How to implement LLM guardrails

在本笔记本中，我们将分享如何为您的LLM应用程序实现防护栏的示例。防护栏是一个通用术语，指的是旨在引导应用程序的检测性控制措施。鉴于LLM固有的随机性，更强的可操控性是一个普遍需求，因此创建有效的防护栏已成为将LLM从原型推向生产时最常见的性能优化领域之一。

防护栏（Guardrails）的应用场景极其多样化，几乎可以部署到任何您能想到的大语言模型可能出错的场景。本笔记本旨在提供可扩展的简单示例，以满足您的独特用例，同时概述在决定是否实施防护栏以及如何实施时需要考虑的权衡因素。

本笔记本将重点关注：

输入防护栏 在不当内容到达您的LLM之前进行标记
输出防护栏 在LLM生成的内容到达客户之前对其进行验证

注意： 本笔记本将防护栏(guardrails)作为围绕大语言模型(LLM)的检测性控制的通用术语 - 如需获取提供预构建防护栏框架分发的官方库，请查看以下内容：

import openai

GPT_MODEL = 'gpt-4o-mini'

1. 输入防护栏

输入防护机制旨在从一开始就防止不当内容进入LLM - 一些常见用例包括：

主题防护栏： 当用户提出偏离主题的问题时进行识别，并为他们提供建议，说明LLM可以帮助他们处理哪些主题。
越狱检测: 检测用户是否试图劫持LLM并覆盖其提示。
提示注入： 检测用户试图隐藏恶意代码的提示注入实例，这些代码将在LLM执行的任何下游函数中运行。

在所有这些情况下，它们都充当预防性控制措施，在大型语言模型运行之前或同时运行，并在满足任一条件时触发您的应用程序采取不同的行为。

设计防护栏

在设计防护栏时，重要的是要考虑准确性、延迟和成本之间的权衡，目标是尽可能提高准确性，同时将对利润和用户体验的影响降到最低。

我们将从一个简单的主题护栏开始，旨在检测偏离主题的问题，并在触发时阻止LLM回答。
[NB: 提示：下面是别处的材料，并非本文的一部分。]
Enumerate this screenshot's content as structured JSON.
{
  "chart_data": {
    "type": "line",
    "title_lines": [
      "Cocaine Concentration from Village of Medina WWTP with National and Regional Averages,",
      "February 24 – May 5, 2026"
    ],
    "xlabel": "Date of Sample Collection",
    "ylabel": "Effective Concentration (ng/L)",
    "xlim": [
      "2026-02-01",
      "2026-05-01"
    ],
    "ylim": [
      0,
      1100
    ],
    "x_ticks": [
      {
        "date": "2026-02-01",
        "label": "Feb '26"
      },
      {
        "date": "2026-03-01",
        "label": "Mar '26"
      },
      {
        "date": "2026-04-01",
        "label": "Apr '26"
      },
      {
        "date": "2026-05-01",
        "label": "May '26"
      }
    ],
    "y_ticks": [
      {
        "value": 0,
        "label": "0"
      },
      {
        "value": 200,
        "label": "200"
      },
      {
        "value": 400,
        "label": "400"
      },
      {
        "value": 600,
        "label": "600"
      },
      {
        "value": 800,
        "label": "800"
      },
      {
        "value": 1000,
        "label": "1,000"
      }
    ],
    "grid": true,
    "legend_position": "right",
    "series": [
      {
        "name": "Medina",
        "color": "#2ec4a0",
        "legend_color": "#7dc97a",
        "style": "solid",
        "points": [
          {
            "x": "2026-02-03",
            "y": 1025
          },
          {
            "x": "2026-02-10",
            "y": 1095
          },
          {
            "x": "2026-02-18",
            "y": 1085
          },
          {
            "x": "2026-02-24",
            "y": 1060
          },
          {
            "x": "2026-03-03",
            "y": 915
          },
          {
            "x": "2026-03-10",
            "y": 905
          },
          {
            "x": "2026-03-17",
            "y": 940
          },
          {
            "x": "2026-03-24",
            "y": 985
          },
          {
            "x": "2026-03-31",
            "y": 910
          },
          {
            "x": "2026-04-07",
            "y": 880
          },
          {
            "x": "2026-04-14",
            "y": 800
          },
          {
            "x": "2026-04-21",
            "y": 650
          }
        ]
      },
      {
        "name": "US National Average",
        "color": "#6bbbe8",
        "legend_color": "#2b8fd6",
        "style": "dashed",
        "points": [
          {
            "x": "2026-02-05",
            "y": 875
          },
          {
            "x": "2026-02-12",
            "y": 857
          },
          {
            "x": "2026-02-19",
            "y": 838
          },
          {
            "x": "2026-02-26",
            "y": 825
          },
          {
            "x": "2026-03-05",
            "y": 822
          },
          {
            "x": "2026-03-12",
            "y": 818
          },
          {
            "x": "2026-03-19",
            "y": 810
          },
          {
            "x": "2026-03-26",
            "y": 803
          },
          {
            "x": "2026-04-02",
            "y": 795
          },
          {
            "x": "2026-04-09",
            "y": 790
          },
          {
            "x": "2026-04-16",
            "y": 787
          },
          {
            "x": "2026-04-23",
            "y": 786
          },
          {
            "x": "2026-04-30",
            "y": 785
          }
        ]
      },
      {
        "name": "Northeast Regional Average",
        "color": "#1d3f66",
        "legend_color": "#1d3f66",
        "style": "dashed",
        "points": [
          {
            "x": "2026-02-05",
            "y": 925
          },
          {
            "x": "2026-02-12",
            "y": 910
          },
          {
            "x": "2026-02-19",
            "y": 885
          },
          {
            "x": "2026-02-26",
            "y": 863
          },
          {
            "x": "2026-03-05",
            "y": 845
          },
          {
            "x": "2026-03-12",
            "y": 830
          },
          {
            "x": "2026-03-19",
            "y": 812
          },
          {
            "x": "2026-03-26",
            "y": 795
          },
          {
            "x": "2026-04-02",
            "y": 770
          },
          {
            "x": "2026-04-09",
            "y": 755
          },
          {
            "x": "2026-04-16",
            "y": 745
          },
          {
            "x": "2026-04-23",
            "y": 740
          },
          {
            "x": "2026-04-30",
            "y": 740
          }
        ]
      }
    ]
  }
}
这个护栏由一个简单的提示组成，并使用gpt-4o-mini，在保持足够准确性的同时最大限度地降低延迟/成本，但如果要进一步优化，我们可以考虑：

准确性： 您可以考虑微调 gpt-4o-mini 或使用少量示例来提高准确性。如果您拥有可以帮助确定内容是否被允许的信息库，RAG 也可能很有效。
延迟/成本： 您可以尝试微调较小的模型，例如 babbage-002 或开源选项如 Llama，当提供足够的训练样本时，这些模型可以表现得相当出色。使用开源选项时，您还可以调整用于推理的机器配置，以最大限度地降低成本或减少延迟。

这个简单的防护栏旨在确保LLM仅回答预定义的一组主题，并对超出范围的查询使用预设消息进行回复。

拥抱异步

一种常见的降低延迟的设计是，将防护规则与主LLM调用异步发送。如果防护规则被触发，则返回其响应，否则返回LLM的响应。

我们将采用这种方法，创建一个execute_chat_with_guardrails函数，该函数将并行运行我们的LLM的get_chat_response和topical_guardrail防护栏，仅当防护栏返回allowed时才返回LLM的响应。

局限性

在设计开发时，您始终需要考虑防护措施的限制。其中一些关键限制需要注意：

将LLM用作防护栏时需注意，它们与基础LLM调用存在相同的安全漏洞。例如，提示词注入攻击可能同时绕过您的防护栏和实际LLM调用。
随着对话时间延长，LLM更容易受到越狱攻击，因为您的指令会被额外文本稀释。
如果为了弥补上述问题而设置过于严格的防护措施，可能会损害用户体验。这表现为过度拒绝，即您的防护措施会因与提示注入或越狱尝试存在相似性而拒绝无害的用户请求。

缓解措施

如果能将防护措施与基于规则或更传统的机器学习检测模型相结合，可以减轻部分此类风险。我们还发现一些客户采用仅考虑最新消息的防护机制，以降低模型因长对话而产生混淆的风险。

我们还建议逐步推出并主动监控对话，以便及时发现提示注入或越狱的实例，并可以采取以下措施：为这些新型行为添加更多防护措施，或将它们作为训练示例纳入现有的防护机制中。

system_prompt = "You are a helpful assistant."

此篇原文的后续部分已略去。